Die Terranor-Transaktion markiert den Auftakt einer Reihe geplanter Geschäfte von Mutares in diesem Quartal. Die Unternehmensführung hatte zuvor ein hohes Volumen an sowohl Zukäufen als auch Veräußerungen angekündigt – der Verkauf der Terranor-Anteile setzt dies nun in die Tat um. Nach der erfolgreichen Restrukturierung des Unternehmens reduzierte Mutares seine Beteiligung und schafft so Kapital für neue Investitionen frei.

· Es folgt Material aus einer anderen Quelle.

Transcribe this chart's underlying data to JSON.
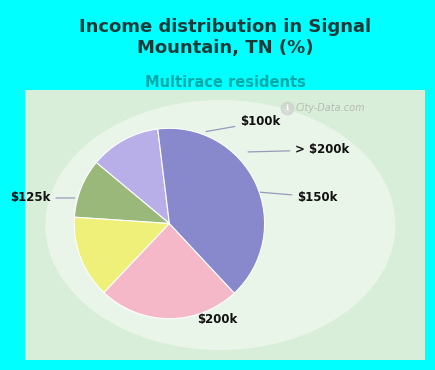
{
  "title": "Income distribution in Signal\nMountain, TN (%)",
  "subtitle": "Multirace residents",
  "title_color": "#1a3a3a",
  "subtitle_color": "#00aaaa",
  "bg_top": "#00ffff",
  "chart_bg": "#d8eed8",
  "labels": [
    "$100k",
    "> $200k",
    "$150k",
    "$200k",
    "$125k"
  ],
  "sizes": [
    12,
    10,
    14,
    24,
    40
  ],
  "colors": [
    "#b8aee8",
    "#9ab87a",
    "#eef07a",
    "#f5b8c8",
    "#8888cc"
  ],
  "startangle": 97,
  "watermark": "City-Data.com",
  "label_fontsize": 8.5,
  "title_fontsize": 13,
  "subtitle_fontsize": 10.5
}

Auch der Mehrheitsaktionär von Terranor veräußerte im Rahmen desselben Deals ein großes Aktienpaket. Zwar gab die Mutares-Aktie heute um etwa 2,3 % nach und schloss bei 31,25 Euro, doch der übergeordnete Trend bleibt positiv. Allein in der vergangenen Woche stieg der Kurs um über 12 %.
Finanzanalysten von Warburg Research und Jefferies haben ihre Kaufempfehlungen für die Mutares-Aktie aufrechterhalten. Anleger warten nun gespannt auf den nächsten Quartalsbericht, der zeigen wird, wie sich diese Transaktionen auf die Netto-Cash-Position des Unternehmens auswirken. Mit einer prognostizierten Dividendenrendite von fast 7 % für 2026 bleibt das Interesse an der Aktie hoch.
Der Terranor-Deal leitet eine aktive Phase für Mutares ein. Die anstehenden Quartalszahlen werden die vollständigen finanziellen Auswirkungen der jüngsten Schritte offenlegen. Vorerst stößt die Strategie des Unternehmens – Restrukturierung, Verkauf und Reinvestition – weiterhin auf Zustimmung bei Analysten und Anlegern gleichermaßen.